I’ve been unsure about whether to submit this or not, but it has become clear that this is a recurring problem and I would appreciate some advice about how to firmly and politely put a stop to it.
A year ago I moved back home. Prior to that I shared a flat with my best friend for two years. It did not end well. In fact, our relationship disintegrated to the point that I was barely in the apartment for the last six months of the lease and I haven’t really spoken to her since. I don’t want to go into too much detail but there was a lot of bullying and emotional manipulation involved and a long list of very petty grievances that built up to the point that I just couldn’t take it anymore. I’ve really only told two friends details about what has been going on, and mainly because we were chatting when everything was happening and I trust them. When people have asked I have been vague on the details. God knows what my room mate has been telling people but I decided early on not to feed the friend groups appetite for gossip.

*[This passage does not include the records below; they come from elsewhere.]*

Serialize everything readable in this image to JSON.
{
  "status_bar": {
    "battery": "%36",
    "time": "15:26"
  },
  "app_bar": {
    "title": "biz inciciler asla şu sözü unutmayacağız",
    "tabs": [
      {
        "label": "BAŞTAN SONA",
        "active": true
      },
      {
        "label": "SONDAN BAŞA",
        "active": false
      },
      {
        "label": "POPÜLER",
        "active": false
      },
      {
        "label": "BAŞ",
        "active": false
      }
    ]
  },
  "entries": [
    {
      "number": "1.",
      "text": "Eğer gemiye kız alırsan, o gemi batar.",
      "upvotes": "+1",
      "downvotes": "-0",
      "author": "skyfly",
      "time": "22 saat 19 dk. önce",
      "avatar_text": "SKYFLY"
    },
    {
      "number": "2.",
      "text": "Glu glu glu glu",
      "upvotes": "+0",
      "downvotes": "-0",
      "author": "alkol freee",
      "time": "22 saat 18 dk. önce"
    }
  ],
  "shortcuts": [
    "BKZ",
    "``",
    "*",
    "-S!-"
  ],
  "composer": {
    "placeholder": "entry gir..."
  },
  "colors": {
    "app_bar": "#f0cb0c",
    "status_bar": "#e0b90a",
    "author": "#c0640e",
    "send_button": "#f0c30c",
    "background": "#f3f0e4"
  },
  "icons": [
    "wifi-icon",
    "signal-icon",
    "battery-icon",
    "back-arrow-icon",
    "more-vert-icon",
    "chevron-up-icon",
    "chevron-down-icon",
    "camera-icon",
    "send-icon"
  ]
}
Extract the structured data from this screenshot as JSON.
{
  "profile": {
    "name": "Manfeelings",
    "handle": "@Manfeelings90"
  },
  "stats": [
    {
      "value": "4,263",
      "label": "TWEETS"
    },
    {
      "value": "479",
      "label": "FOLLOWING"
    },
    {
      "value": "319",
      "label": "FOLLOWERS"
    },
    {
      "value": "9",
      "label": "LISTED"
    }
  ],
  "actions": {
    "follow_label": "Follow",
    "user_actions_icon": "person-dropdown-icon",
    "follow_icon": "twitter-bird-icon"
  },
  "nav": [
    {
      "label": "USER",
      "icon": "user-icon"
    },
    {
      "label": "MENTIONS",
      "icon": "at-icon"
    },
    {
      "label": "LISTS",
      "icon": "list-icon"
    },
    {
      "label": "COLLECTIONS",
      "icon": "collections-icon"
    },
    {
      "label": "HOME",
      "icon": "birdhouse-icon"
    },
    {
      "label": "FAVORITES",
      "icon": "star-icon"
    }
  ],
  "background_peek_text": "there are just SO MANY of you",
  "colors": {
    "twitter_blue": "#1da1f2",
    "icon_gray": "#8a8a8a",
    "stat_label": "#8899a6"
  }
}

Our mutual friends don’t really understand what’s going on and one in particular keeps asking me when I’m going to talk to roomie again and last week, at a party and in front of a few people, said “I figured once all the dust settled you’d go back to being friends”. I understand that she comes from a good place and means well but I’d love some advice on how to shut this down. I find it super awkward and keep fumbling for an answer. It was a close friendship, I’m sad it ended, perhaps in the future we could be friends again but right now that won’t be happening. I thought answering my friend the first time would be the end of it, but I keep being ambushed. How do I get her to stop without having to detail why I’m not interested in a friendship with my former roomie right now? 1124-18
As I’ve gotten older, my tolerance for busybodies has waned. I’m more likely to tell people who should know better that they need to mind their own business. When people will not accept polite deflections of their nosy, rude and presumptuous comments, it’s time to get firm and you do that by stating one of several options:
“This issue is between and ‘ex-friend’, it is none of your business and I would appreciate it if you would stop asking me.”
“That’s an interesting assumption…”, followed with silence.
I’m sure readers can devise even more options. The key is to deliver such statements with a cool calmness. No crying, no drama, no shrieking, no twinge of nastiness to your tone of voice. Just a dead calm poker face that means business.